In this case, I decided to start with an algebraic approach (the 3-digit number ABC = 100A+10B+C), realized I was coming up with a proof of why the “divisibility by 11” trick works (100A+10B+C = 99A+A+11B-B+C…), and then decided to work with the divisibility by 11 rule and a little casework to do the proof. And then I hit a glitch in my casework.
I am pretty sure it is false and I think I have a counter-example that came from where I first hit a glitch in my casework. (Actually, I think I have at least 2 counterexamples.) I won’t say more yet to avoid spoiling the problem for others.
Hmm, ok mathmom, I’m interested in seeing your counterexamples!
Mathmom – so as not to spoil it for others, would you mind emailing me the counterexamples? jackie1618 at gmail dot com
jackie, I emailed you my counterexamples
Mathmom, thanks! Off to play with them…
This is an interesting problem, because usually finding a counterexample is the definitive disproof of the theorem. But in this case, demonstrating that a counterexample is indeed a counterexample is also non-trivial. Very interesting. (I believe I can indeed “prove” that my counterexamples are indeed counterexamples.) Looking forward to chatting about this problem more…
Thanks for the problem, JD, and I hope you are enjoying your vacation even though you didn’t take our advice to go to Iceland. ;-)
JD, great problem! Nice reminder that I shouldn’t make a claim that a statement is true based upon, “well, I tried it for 3 or 4 numbers and it seems to hold.!
Mathmom, I’m looking forward to your proof that the counterexample holds (only only the first does – the second doesn’t (thanks to vlorbik for pointing this out via email).
oh, you’re right, the second doesn’t hold. oops…
In fact, I believe, but cannot yet prove, that the first counterexample I sent may be the only one.
The jist of my proof of my counter example is to use the divisibility by 11 rule: if the number has digits ABC, then ABC is divisible by 11 iff A-B+C is divisible by 11. so, do the 3 cases: plug in two of the numbers and see if there’s any number between 0 and 9 that can make A-B+C equal to 0 or 11 (the only possibilities in this 3-digit case). The first and last digit cases are the same, except that you can’t (I don’t think) permit 0 for A but you can permit it for C. For the number I sent you, it turns out that for each of the digits, you’d have to change it to -1 or 10 in order to make the alternating sum work out to a multiple of 11, and since neither of those is a valid digit, it can’t be done.
Hello JD,
I think I’ve found the solution.

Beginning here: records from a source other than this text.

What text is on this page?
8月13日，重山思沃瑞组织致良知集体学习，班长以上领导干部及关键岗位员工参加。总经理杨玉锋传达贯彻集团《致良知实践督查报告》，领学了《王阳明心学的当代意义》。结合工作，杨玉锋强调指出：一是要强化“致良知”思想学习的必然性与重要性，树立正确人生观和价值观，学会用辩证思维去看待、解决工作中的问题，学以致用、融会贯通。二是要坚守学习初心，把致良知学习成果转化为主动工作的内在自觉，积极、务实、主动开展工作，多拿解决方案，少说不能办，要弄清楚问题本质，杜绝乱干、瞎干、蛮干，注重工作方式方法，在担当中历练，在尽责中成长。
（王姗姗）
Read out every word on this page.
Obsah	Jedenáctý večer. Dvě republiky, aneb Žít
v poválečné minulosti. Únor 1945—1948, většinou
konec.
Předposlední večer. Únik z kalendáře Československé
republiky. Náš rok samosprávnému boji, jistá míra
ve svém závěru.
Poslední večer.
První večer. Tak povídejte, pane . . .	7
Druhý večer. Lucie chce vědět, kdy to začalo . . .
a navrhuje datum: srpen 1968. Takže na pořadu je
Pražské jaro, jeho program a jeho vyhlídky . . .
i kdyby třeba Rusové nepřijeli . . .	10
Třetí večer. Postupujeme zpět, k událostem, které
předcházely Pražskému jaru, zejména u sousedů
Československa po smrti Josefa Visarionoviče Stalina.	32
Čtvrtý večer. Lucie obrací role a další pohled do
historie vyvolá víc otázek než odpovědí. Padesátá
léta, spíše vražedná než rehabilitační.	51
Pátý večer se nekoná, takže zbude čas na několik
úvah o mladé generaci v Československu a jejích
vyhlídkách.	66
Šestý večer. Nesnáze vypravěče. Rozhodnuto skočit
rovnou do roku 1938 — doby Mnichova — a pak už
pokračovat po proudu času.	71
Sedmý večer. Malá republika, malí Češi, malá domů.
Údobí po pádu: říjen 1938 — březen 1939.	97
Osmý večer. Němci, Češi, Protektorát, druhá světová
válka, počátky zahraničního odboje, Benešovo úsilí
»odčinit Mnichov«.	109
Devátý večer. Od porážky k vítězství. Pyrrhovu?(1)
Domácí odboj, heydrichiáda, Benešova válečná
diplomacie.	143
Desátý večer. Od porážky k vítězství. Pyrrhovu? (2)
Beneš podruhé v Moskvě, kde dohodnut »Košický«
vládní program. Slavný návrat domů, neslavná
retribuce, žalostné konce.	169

I posted it here:
http://www.physicsforums.com/blogs/edgardo-22482/a-nice-3-digit-puzzle-1020/
My answer is that the statement is not true.
Edgardo,
looks like you have it. I will wait a bit more, and post my approach. It’s probably not ideal, but deciding how to tackle something can be the interesting part.
I like how conscious you are of your decisions along the way. It really helps, in the long run.
A weird generalization:
Every k-digit number is a multiple of 11 or can be turned into a multiple of eleven by changing exactly one digit, if k is even. If k is odd, there is exactly one k-digit number that does not satisfy this property.
I have been able to do this for k=2 (trivial), k=3 as shown by Edgardo and others above, k=4…7 by exhaustive search. Haven’t tried other k yet.
Clueless
As shown by the snippet above, I posted my solution to this puzzle on my blog here.
Only now it’s 6pm and there’s no dinner. The sacrifices a math mom’s family has to make sometimes….
I did prove that there is only one counterexample.
Clueless’ generalization is quite interesting!
Thanks for the fascinating puzzle and discussion everyone!
If I have not made a mistake in my programming, these are the higher-digit numbers for which the conjecture does not work:
27272, 1818181, 636363636 …..
Wow, thanks for thinking this was a good question. It’s a better discussion…. You guys are impressive.
Clueless, wow, those counterexamples are fascinating. Seeing them, can we generalize why they (don’t) work, and figure out what the pattern is for higher numbers of digits?